Erika Rischko schafft acht Minuten Unterarmstütz, stemmt 50 Kilo, macht Wandhocke mit 50 Kilo, acht Stunden Spinning, Hardcore Fitness vom Feinsten. Na und, sagt ihr vielleicht. Gibt ja genügend Leistungssportler, die das machen.

Mag sein. Aber sind diese Leistungssportler auch 82 Jahre alt?

Erika ist eine kleine, zierliche Person und man mag gar nicht glauben, wozu sie fähig ist, doch sie beweist es auf ihren Social Media Kanälen allen Skeptikern. Dabei hat sie erst mit Mitte 50 überhaupt angefangen, sich für ihre Fitness zu interessieren.

Mit diesem Buch hat sie ein Motivationswerk geschaffen, das anspornt, Wissen kompakt zusammenfasst und über 70 Übungen vorstellt, mit denen man gezielt alle Muskelgruppen trainiert. Dabei gibt es auch Checklisten, um seinen eigenen Stand erst einmal feststellen zu können und Trainingsprogramme als Einstieg, bevor man sich daran wagt, vielleicht seine eigenen Gruppen zusammenzustellen.

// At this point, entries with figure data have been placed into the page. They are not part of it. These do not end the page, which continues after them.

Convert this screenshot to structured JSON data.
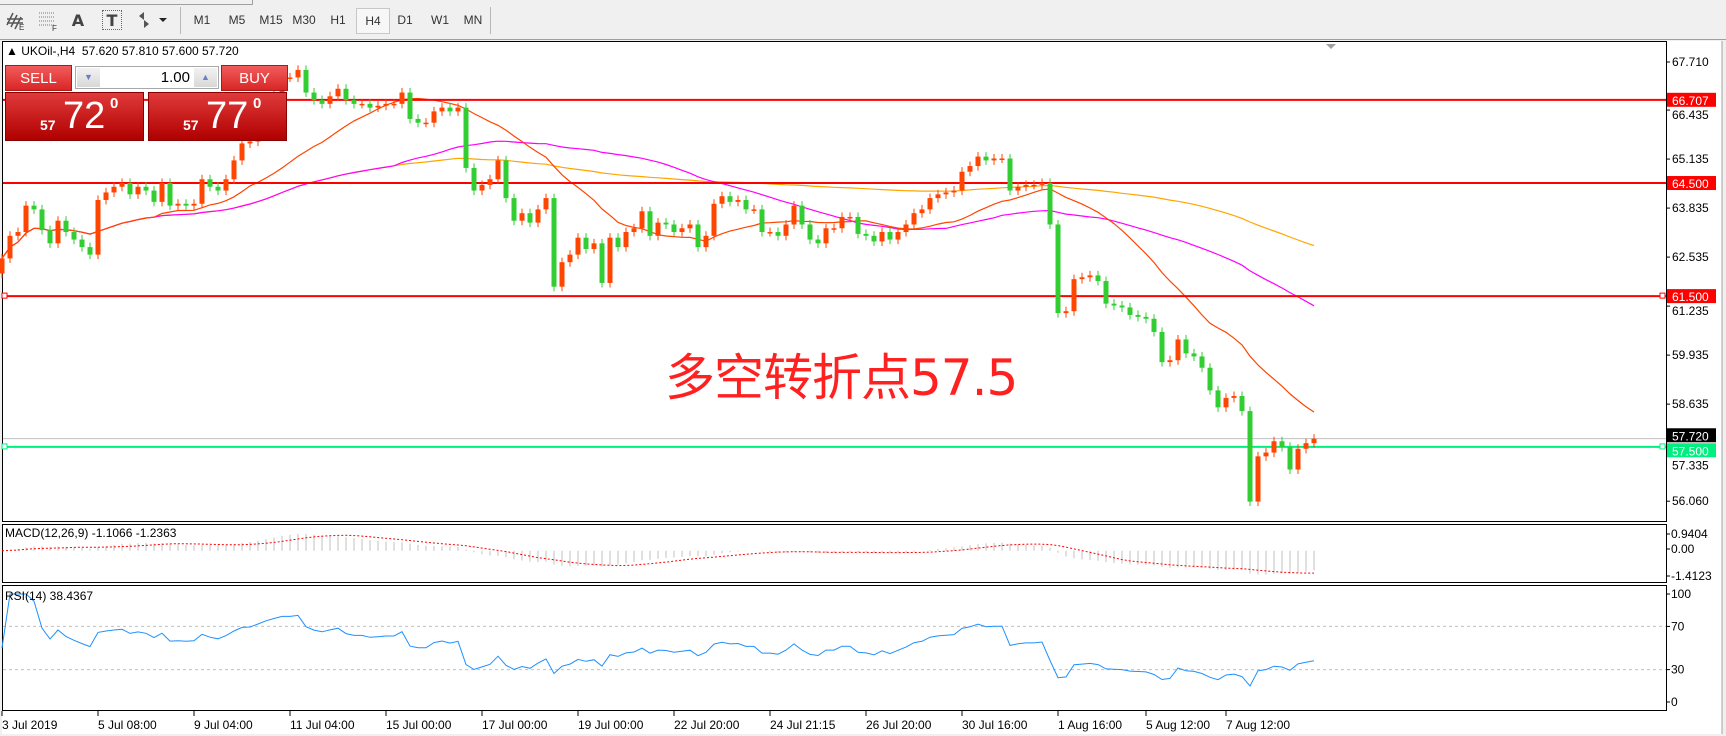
{
  "toolbar": {
    "tools": [
      {
        "icon": "elliott-wave-icon"
      },
      {
        "icon": "fibonacci-grid-icon"
      },
      {
        "icon": "text-icon",
        "glyph": "A"
      },
      {
        "icon": "text-label-icon",
        "glyph": "T"
      },
      {
        "icon": "arrows-dropdown-icon"
      }
    ],
    "timeframes": [
      "M1",
      "M5",
      "M15",
      "M30",
      "H1",
      "H4",
      "D1",
      "W1",
      "MN"
    ],
    "selected": "H4"
  },
  "chart": {
    "symbol_line": "UKOil-,H4  57.620 57.810 57.600 57.720",
    "annotation": "多空转折点57.5"
  },
  "trade_panel": {
    "sell_label": "SELL",
    "buy_label": "BUY",
    "lot": "1.00",
    "sell_price": {
      "small": "57",
      "big": "72",
      "sup": "0"
    },
    "buy_price": {
      "small": "57",
      "big": "77",
      "sup": "0"
    }
  },
  "chart_data": {
    "type": "candlestick",
    "symbol": "UKOil-",
    "timeframe": "H4",
    "close": [
      62.5,
      63.1,
      63.2,
      63.9,
      63.8,
      63.25,
      62.9,
      63.5,
      63.2,
      63.0,
      62.8,
      62.6,
      64.05,
      64.25,
      64.4,
      64.5,
      64.2,
      64.4,
      64.3,
      64.0,
      64.5,
      63.9,
      63.95,
      63.9,
      63.95,
      64.6,
      64.4,
      64.3,
      64.6,
      65.1,
      65.55,
      65.6,
      66.0,
      66.5,
      66.9,
      67.3,
      67.3,
      67.5,
      66.9,
      66.7,
      66.6,
      66.8,
      67.0,
      66.7,
      66.6,
      66.6,
      66.5,
      66.55,
      66.6,
      66.6,
      66.9,
      66.2,
      66.1,
      66.1,
      66.4,
      66.5,
      66.4,
      66.5,
      64.9,
      64.3,
      64.45,
      64.6,
      65.1,
      64.1,
      63.5,
      63.7,
      63.45,
      63.8,
      64.1,
      61.75,
      62.4,
      62.6,
      63.05,
      62.75,
      62.9,
      61.85,
      63.05,
      62.8,
      63.2,
      63.3,
      63.75,
      63.1,
      63.45,
      63.4,
      63.2,
      63.3,
      63.4,
      62.8,
      63.1,
      63.95,
      64.15,
      64.0,
      64.05,
      63.8,
      63.8,
      63.2,
      63.2,
      63.1,
      63.4,
      63.9,
      63.4,
      63.0,
      62.9,
      63.3,
      63.3,
      63.6,
      63.6,
      63.15,
      63.1,
      62.95,
      63.2,
      63.0,
      63.2,
      63.4,
      63.7,
      63.8,
      64.1,
      64.2,
      64.25,
      64.3,
      64.8,
      64.95,
      65.2,
      65.1,
      65.15,
      65.15,
      64.3,
      64.4,
      64.45,
      64.45,
      64.5,
      63.4,
      61.05,
      61.1,
      61.95,
      62.0,
      62.05,
      61.9,
      61.3,
      61.25,
      61.2,
      61.0,
      60.95,
      60.9,
      60.55,
      59.75,
      59.8,
      60.35,
      59.98,
      59.9,
      59.6,
      59.0,
      58.55,
      58.8,
      58.85,
      58.45,
      56.05,
      57.25,
      57.35,
      57.65,
      57.5,
      56.9,
      57.45,
      57.6,
      57.72
    ],
    "last_ohlc": {
      "open": 57.62,
      "high": 57.81,
      "low": 57.6,
      "close": 57.72
    },
    "price_ticks": [
      "67.710",
      "66.435",
      "65.135",
      "63.835",
      "62.535",
      "61.235",
      "59.935",
      "58.635",
      "57.335",
      "56.060"
    ],
    "price_range": [
      55.6,
      68.2
    ],
    "horizontal_lines": [
      {
        "value": "66.707",
        "color": "#ff0000"
      },
      {
        "value": "64.500",
        "color": "#ff0000"
      },
      {
        "value": "61.500",
        "color": "#ff0000"
      },
      {
        "value": "57.500",
        "color": "#00f080"
      }
    ],
    "current_price": "57.720",
    "time_labels": [
      "3 Jul 2019",
      "5 Jul 08:00",
      "9 Jul 04:00",
      "11 Jul 04:00",
      "15 Jul 00:00",
      "17 Jul 00:00",
      "19 Jul 00:00",
      "22 Jul 20:00",
      "24 Jul 21:15",
      "26 Jul 20:00",
      "30 Jul 16:00",
      "1 Aug 16:00",
      "5 Aug 12:00",
      "7 Aug 12:00"
    ],
    "colors": {
      "bull": "#ff4500",
      "bear": "#32cd32",
      "ma_fast": "#ff4500",
      "ma_mid": "#ff00ff",
      "ma_slow": "#ffa500",
      "rsi": "#1e90ff",
      "macd_hist": "#c0c0c0",
      "macd_signal": "#ff0000"
    },
    "macd": {
      "label": "MACD(12,26,9) -1.1066 -1.2363",
      "ticks": [
        "0.9404",
        "0.00",
        "-1.4123"
      ],
      "range": [
        -1.4123,
        0.9404
      ]
    },
    "rsi": {
      "label": "RSI(14) 38.4367",
      "ticks": [
        "100",
        "70",
        "30",
        "0"
      ],
      "levels": [
        70,
        30
      ]
    }
  }
}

Der Fitness-Doc Professor Froböse gibt dazu noch Tipps in Bezug auf Gesundheit und Ernährung. All die zusammengefassten Erkenntnisse sind eigentlich nicht neu, aber hier schön kompakt dargestellt, um wieder auf den richtigen Weg zu gelangen.

Die Erkenntnis: Jeden Tag ein bisschen Training tut überhaupt nicht weh und für Fitness ist es nie zu spät.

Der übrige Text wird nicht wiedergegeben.